The new charter would upgrade legal obligations on a country that arbitrarily imprisons a journalist and impose new legal duties on the home country of a journalist who has been rounded up.
Cotler says the new measures are needed because the current international laws designed to protect the diplomatic access to people imprisoned in foreign countries are not adequate.
"We meet today on the occasion not only of a global COVID pandemic, but a global political pandemic, characterized by a resurgent global authoritarianism, the backsliding of democracies and global assaults on media freedom, where journalists are increasingly under threat and under assault," Cotler told the video conference.

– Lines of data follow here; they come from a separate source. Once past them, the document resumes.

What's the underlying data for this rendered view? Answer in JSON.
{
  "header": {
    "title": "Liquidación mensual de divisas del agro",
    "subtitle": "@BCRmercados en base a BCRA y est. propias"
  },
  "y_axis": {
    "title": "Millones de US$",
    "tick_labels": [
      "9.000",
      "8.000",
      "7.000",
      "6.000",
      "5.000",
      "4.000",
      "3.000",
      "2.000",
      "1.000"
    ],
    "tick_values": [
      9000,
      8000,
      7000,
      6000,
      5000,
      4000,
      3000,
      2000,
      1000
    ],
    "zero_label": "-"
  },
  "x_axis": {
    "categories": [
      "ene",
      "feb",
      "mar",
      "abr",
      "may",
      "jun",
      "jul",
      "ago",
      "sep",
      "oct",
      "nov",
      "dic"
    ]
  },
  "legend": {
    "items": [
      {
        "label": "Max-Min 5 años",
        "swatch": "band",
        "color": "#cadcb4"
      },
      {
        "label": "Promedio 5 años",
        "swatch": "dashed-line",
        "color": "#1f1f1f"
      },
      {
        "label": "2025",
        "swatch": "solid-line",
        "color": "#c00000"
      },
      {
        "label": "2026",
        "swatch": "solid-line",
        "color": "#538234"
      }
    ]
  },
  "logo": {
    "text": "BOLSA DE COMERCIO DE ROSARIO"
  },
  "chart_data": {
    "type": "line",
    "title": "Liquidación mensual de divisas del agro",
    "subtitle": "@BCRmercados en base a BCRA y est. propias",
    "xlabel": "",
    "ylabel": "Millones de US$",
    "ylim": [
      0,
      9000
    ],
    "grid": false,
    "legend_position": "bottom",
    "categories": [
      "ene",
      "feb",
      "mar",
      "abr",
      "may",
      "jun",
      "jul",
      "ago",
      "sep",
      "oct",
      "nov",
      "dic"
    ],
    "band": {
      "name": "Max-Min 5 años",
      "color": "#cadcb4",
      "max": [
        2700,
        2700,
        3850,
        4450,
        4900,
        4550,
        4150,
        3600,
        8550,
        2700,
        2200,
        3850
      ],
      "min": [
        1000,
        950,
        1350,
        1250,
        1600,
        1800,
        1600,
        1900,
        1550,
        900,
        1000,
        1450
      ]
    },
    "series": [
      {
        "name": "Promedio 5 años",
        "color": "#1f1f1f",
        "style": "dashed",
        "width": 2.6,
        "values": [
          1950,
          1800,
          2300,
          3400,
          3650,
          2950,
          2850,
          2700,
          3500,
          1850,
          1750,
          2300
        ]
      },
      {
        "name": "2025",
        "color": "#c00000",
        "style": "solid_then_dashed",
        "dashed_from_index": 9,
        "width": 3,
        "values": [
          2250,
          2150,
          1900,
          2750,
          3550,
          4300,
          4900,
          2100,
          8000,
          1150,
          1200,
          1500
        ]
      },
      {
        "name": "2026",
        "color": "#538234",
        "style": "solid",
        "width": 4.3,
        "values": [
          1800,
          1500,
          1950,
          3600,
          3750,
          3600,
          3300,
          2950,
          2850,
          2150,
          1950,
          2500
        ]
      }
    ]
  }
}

"Although some states already do this to some extent, the system is haphazard and weak," said Amal Clooney, an international human rights lawyer who has represented imprisoned journalists
Cotler and Clooney say the COVID-19 pandemic has emboldened authoritarian governments and created new risks to journalists working internationally.
"So the report proposes a new charter of rights for detained journalists and a new code of conduct for governments to be overseen by a newly appointed international commissioner who would be tasked with monitoring states compliance," said Clooney.
Clooney and Cotler are the leading figures on a panel created last year by the Canadian and British governments to find ways to increase protection to journalists and prevent abuses of media freedom.
Trudeau called the work of their committee "a great example of the power of working together — as civil society, government, and global organizations — to stand up for the kind of future we all want to build."